• General
  • How much are profiles separated?

If I was demanded by customs to unlock my phone, and I unlock a decoy profile..

  • what data can they access from that secondary profile?
  • are the two profiles data encrypted separately?
  • would it be more "safe" to log out of my main profile? (to mitigate against RAM dumps)
    • [deleted]

    avidgrapher presuming the customs can force you to unlock your phone, are they entitled to demand to get access ("unlock") to additional profiles? They are part of the same device and they can assume you are trying to show them a "phoney" profile.

    avidgrapher If I was demanded by customs to unlock my phone, and I unlock a decoy profile..
    what data can they access from that secondary profile?

    They would only be able to access the data from the profile you provide them. Since you mentioned a secondary profile, they could log out and go back to the Owner profile - which is best practice to leave completely blank or as a template for all other profiles.

    Like what OldSurehand said, if they know the existence of other user profiles, they could ask to see the other profiles as well. Deleting the profiles before they can check them would fix this, but of course, there would be data loss.

    avidgrapher are the two profiles data encrypted separately?

    Profiles are stored with different encryption keys as the source treequell provided says. Deleting the profile purges all secrets of the profile from the secure element, meaning there would be no artefacts to examine - only unreadable, encrypted data.

    avidgrapher would it be more "safe" to log out of my main profile? (to mitigate against RAM dumps)

    If the "main" means the profile you use at boot, the owner profile cannot be logged out. Once you unlock it, it remains in the after first-unlock state until the device is turned off.
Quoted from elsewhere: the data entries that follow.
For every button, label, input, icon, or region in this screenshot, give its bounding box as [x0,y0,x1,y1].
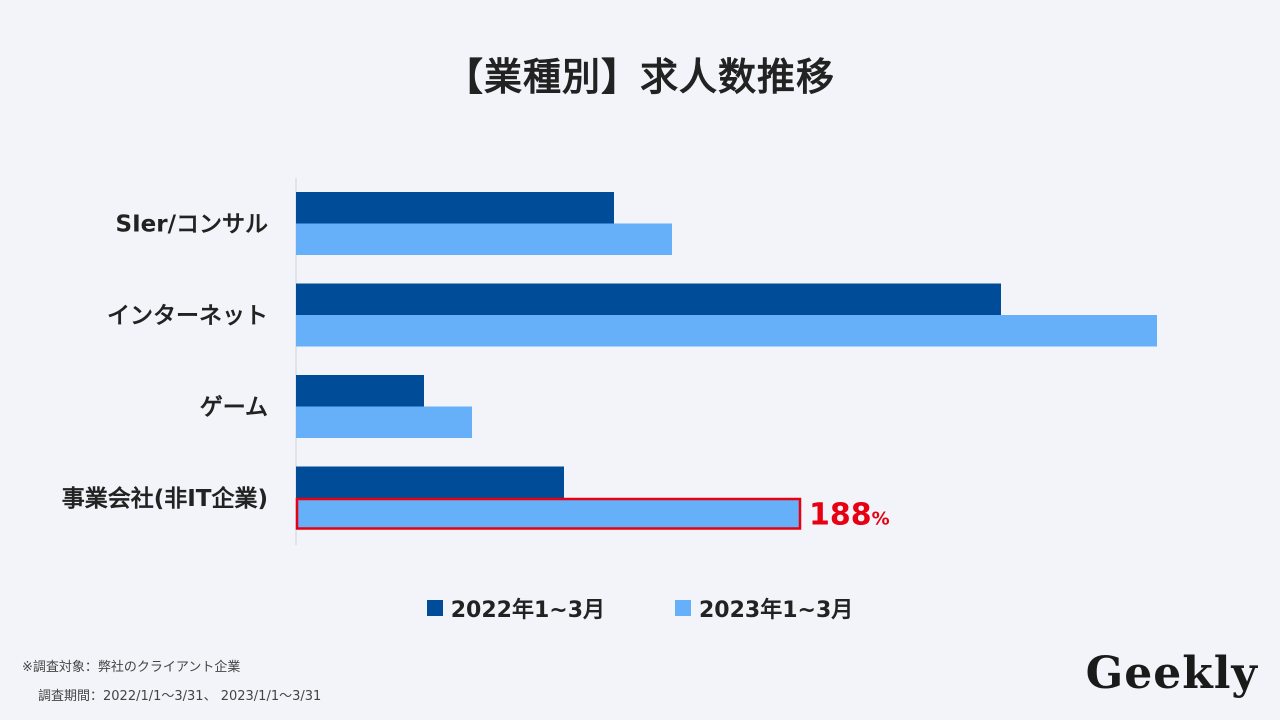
growth-value: 188 [809,498,872,533]
bar-2-1 [296,406,472,438]
bar-0-0 [296,192,614,224]
survey-period-note: 調査期間：2022/1/1〜3/31、 2023/1/1〜3/31 [38,689,322,704]
category-label-2: ゲーム [200,395,268,421]
bar-3-1 [296,498,799,530]
bar-0-1 [296,223,672,255]
legend-swatch-2022 [426,600,443,616]
legend: 2022年1~3月 2023年1~3月 [0,592,1280,624]
chart-title: 【業種別】求人数推移 [444,55,835,99]
category-label-1: インターネット [107,303,268,329]
legend-label-2022: 2022年1~3月 [450,598,605,623]
legend-label-2023: 2023年1~3月 [699,598,854,623]
bar-2-0 [296,375,424,407]
category-label-3: 事業会社(非IT企業) [62,485,268,512]
growth-unit: % [872,509,890,530]
legend-item-2023: 2023年1~3月 [675,592,853,624]
growth-annotation: 188% [809,498,890,533]
bar-1-1 [296,315,1157,347]
category-label-0: SIer/コンサル [116,212,268,238]
bar-1-0 [296,283,1001,315]
brand-logo: Geekly [1085,648,1258,699]
highlight-box [295,497,802,530]
legend-swatch-2023 [675,600,691,616]
legend-item-2022: 2022年1~3月 [426,592,605,624]
survey-target-note: ※調査対象：弊社のクライアント企業 [22,660,241,675]
bar-3-0 [296,466,564,498]
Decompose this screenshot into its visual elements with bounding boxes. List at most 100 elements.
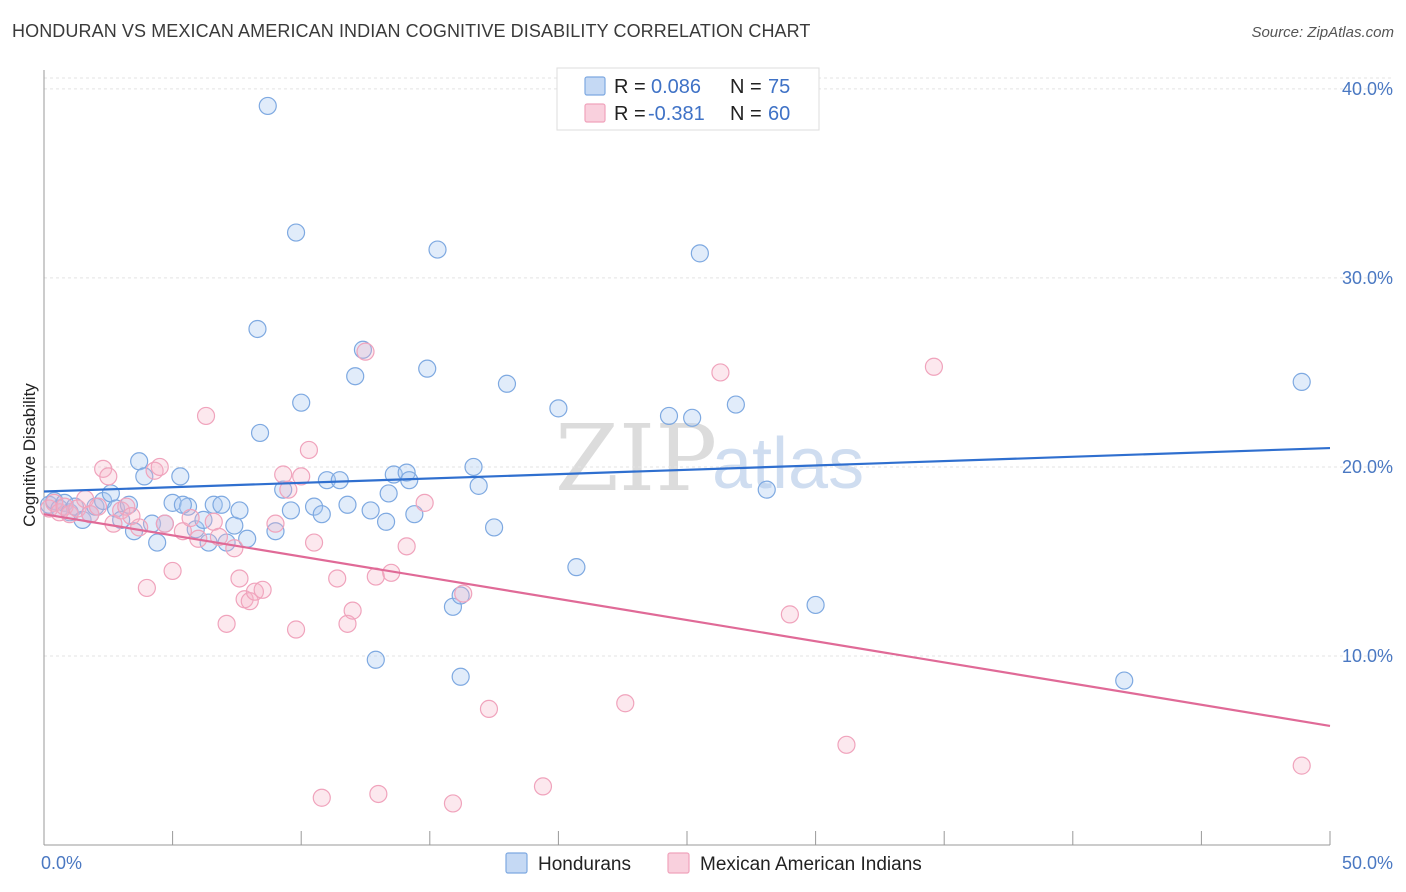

Regardless of this, the owner profile cannot access the data of other profiles.

    If you mean a secondary profile, signing out of the profile from the button at the bottom of the unlock screen will turn the profile off and purge keys until the user signs in with that profile's authentication method once.

    You should not worry about memory dumps or high level extractions - these are only possible with much older and less secure devices or if your Pixel was a rooted device, which GrapheneOS doesn't allow you to.

    • [deleted]

    they could log out and go back to the Owner profile - which is best practice to leave completely blank or as a template for all other profiles.

    Interesting - is there a place where I can read more about various (grapheneos) best practises?

      [deleted] Interesting - is there a place where I can read more about various (grapheneos) best practises?

      It isn't much a best practice in general for all users, as some people will choose only the Owner profile to use. But for certain users like the OP who are using multiple profiles, then using the Owner profile as a template or blank is a better bet, since the Owner profile creates new ones, and can install the apps from the Owner profile to the New profile in the same menu.

      The GrapheneOS usage guide and FAQ on the website has a list of things you can do.